Hosted by Deputy Minister for Tourism and Creative Economy, Sapta Nirwandar, the Appreciation Night highlighted a number of significant contributions: CEO and founder of MarkPlus inc., marketing expert, Hermawan Kartajaya launched the latest tourism literature entitled "Tourism Marketing 3.0 Book". Additionally, Director of Indonesia's Postal Company (PT Pos Indonesia), Budi Setiawan also launched the Tourism Philatelic series carrying the theme Indonesia's Tourist Destinations.
The Wonderful Indonesia 2013 Appreciation Night, moreover, introduced the Sister City Cooperation between Jakarta (Indonesia) and Melaka (Malaysia), represented by Jakarta Vice Governor, Basuki Tjahaja Purnama and Chief Minister of Melaka Y. A. B. Datuk Seri Idris bin HJ Haron. The cooperation itself placed emphasis on the Heritage Tourism sites of Jakarta's Old Batavia and the Old Town of Melaka that are both legacies of the Dutch Colonial era.
The Appreciation Night was presented in a musical concert entitled The Real Wonder of The World: The Great Indonesian Songbook, Sounds From Rote Ndao. The concert was intended specifically to introduce and further promote the traditional musical instrument of Sasando from Rote Island, in the East Nusa Tenggara Province. It is expected that by bringing the Sasando to worldwide attention, this may improve the economy of the East Nusa Tenggara people. Among star musicians performing were Ivan Nestorman & Dwiki Dharmawan Sasando Orchestra, Lea Simanjuntak, Monita Tahalea, and David NAIF.

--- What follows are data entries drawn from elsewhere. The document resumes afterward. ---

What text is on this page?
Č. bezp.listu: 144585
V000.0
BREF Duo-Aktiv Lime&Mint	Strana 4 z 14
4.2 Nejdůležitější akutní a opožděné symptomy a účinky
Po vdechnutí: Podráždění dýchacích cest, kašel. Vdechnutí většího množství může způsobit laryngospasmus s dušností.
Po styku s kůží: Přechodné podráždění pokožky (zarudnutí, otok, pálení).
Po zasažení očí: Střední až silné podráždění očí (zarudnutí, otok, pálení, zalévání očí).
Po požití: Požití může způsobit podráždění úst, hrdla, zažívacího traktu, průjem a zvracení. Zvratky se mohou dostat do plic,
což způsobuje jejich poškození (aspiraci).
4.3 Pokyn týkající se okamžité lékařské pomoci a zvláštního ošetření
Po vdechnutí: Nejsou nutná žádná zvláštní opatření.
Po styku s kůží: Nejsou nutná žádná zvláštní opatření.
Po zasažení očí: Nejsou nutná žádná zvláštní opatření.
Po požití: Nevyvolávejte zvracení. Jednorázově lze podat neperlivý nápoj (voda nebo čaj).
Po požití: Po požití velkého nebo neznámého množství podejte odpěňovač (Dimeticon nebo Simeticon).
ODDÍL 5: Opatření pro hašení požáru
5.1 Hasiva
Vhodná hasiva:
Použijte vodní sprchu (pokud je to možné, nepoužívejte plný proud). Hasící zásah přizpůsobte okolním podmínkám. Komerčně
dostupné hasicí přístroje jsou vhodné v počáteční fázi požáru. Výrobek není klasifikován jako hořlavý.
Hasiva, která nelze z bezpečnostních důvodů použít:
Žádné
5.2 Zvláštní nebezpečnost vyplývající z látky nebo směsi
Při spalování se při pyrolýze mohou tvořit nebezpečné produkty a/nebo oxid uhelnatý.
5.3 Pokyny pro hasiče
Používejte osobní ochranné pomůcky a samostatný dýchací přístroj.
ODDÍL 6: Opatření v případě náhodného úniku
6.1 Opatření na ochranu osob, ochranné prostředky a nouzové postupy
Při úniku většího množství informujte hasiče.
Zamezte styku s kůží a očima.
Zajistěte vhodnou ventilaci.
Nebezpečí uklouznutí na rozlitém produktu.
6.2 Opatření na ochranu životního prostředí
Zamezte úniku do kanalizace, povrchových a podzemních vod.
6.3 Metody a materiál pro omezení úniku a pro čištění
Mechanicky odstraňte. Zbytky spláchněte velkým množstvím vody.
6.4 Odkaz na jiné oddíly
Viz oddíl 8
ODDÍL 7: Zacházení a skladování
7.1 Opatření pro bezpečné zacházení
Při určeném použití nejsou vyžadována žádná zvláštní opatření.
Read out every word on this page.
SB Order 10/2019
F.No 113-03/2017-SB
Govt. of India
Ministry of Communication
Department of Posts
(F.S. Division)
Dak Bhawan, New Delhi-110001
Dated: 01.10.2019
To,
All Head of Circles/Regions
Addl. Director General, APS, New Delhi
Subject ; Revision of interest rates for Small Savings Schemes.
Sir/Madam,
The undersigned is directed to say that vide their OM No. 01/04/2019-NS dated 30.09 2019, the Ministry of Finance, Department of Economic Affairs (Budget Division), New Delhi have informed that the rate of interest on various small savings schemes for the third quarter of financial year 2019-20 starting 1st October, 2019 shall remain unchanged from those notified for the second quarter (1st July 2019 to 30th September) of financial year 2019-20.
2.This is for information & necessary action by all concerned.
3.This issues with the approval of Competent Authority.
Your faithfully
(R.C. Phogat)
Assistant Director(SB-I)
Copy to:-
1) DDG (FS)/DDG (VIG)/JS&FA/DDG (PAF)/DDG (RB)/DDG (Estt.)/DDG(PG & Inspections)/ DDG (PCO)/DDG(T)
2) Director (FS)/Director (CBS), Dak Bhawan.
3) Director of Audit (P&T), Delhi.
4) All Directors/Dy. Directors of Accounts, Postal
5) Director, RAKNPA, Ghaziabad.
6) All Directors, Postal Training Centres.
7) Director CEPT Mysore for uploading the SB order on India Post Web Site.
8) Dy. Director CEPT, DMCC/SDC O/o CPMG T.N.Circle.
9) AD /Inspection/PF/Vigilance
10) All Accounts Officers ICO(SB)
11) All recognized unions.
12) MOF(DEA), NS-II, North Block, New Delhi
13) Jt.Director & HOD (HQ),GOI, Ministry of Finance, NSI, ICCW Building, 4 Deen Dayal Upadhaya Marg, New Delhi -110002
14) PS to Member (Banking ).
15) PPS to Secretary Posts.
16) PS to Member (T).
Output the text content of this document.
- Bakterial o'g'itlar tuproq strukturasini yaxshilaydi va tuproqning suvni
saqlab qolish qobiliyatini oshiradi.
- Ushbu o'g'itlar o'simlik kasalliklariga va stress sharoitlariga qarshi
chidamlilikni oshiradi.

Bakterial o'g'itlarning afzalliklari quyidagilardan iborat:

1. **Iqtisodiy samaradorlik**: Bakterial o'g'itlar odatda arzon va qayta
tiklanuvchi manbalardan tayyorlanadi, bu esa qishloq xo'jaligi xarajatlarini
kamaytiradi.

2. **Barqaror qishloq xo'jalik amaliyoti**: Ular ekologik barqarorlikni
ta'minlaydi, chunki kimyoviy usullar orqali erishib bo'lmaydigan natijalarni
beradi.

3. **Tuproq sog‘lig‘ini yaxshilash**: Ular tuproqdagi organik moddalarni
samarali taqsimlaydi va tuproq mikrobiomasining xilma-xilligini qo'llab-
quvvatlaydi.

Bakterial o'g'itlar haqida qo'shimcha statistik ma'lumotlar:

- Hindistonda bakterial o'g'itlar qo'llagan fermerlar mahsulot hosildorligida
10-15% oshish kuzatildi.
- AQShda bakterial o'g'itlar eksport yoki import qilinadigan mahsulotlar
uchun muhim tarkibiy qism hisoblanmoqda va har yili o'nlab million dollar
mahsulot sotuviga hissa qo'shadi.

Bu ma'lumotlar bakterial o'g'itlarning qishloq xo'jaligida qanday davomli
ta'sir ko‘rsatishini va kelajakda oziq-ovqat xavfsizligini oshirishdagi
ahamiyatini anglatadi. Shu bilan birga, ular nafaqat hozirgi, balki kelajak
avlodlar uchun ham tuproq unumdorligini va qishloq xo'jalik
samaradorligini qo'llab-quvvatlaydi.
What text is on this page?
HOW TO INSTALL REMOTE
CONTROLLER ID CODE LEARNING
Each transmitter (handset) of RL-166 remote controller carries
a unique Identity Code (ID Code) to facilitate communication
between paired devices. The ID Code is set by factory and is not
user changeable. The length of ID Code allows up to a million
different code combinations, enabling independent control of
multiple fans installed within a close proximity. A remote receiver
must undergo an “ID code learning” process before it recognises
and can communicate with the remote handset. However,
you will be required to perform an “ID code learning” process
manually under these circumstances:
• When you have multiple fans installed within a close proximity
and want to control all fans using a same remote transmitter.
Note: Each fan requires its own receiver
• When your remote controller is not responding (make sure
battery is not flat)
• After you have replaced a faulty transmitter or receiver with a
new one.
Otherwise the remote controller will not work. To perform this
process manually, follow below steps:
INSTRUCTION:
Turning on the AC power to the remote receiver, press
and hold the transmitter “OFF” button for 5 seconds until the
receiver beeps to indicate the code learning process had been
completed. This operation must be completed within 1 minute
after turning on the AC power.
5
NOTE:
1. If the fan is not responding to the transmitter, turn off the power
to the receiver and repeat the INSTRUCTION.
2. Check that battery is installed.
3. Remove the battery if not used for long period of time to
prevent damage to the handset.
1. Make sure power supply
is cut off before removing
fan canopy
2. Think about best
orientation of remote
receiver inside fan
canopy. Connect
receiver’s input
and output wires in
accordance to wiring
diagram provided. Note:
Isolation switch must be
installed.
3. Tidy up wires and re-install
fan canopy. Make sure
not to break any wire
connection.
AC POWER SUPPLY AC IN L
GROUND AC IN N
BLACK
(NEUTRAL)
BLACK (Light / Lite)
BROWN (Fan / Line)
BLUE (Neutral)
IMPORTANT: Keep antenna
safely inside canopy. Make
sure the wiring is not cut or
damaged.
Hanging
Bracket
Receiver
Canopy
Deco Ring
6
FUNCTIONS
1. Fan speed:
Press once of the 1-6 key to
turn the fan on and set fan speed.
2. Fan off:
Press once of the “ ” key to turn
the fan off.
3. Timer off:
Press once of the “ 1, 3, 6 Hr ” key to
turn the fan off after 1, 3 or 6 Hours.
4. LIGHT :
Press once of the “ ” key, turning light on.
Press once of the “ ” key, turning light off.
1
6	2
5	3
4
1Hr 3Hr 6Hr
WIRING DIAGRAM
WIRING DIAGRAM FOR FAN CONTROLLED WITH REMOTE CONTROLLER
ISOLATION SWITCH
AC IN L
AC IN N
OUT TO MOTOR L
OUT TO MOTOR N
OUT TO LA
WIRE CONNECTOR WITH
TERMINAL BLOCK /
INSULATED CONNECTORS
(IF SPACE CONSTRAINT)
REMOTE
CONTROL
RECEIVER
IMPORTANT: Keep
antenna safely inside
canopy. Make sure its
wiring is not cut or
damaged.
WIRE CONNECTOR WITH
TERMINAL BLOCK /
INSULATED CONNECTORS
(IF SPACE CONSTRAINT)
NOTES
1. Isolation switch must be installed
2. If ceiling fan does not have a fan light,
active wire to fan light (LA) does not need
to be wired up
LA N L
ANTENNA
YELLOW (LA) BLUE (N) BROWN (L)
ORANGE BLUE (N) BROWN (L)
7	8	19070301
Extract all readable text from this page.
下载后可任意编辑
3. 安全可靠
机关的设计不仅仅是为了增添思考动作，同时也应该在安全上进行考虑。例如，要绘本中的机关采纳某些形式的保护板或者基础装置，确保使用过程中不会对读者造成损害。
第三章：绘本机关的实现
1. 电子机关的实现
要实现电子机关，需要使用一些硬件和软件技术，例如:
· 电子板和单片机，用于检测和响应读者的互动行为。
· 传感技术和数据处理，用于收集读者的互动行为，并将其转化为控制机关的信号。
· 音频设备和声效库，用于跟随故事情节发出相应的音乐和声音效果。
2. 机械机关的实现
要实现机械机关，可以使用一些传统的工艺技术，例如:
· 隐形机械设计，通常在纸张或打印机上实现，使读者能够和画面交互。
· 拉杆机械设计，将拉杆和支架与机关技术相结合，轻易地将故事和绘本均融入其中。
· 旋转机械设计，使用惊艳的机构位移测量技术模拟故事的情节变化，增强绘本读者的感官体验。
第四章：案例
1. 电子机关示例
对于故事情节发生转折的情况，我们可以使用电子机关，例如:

The Sasando musical instrument
Originally played by the people of Rote island, located south of the island of Timor , Sasando is a stringed instrument that is plucked not unlike a harp. It is, however shell shaped and has a tube in its centre around which are placed the various strings. The shell, therefore, functions as a resonant box. The Sasando shell is made of lontar or palmyra leaves, that have a tubular center made of bamboo on which are placed at various distances small wooden wedges over which the strings are stretched, providing the different notes when plucked by the musician. As with a guitar, screws are attached to the wood to allow fine tuning.
The Sasando itself, with its lontar or palmyra concave shell, is around 40 cm high, which the musician holds on his or her lap when it is played. The simple sasando has 28 strings, whereas the most difficult one to play has 56 strings. There is also a 32 string instrument. The name "sasando" itself is derived from the Rote word "sasandu", meaning vibrating or sounding. The Rote people believe that the instrument was already in use since the 7th, century.
Unfortunately, amidst development of the latest modern musical instruments, the popularity of Sasando has waned. However, efforts are continuously made to revive this ancient instrument and to have it blend in and fuse with modern musical instruments, creating modern sounds rooted in tradition.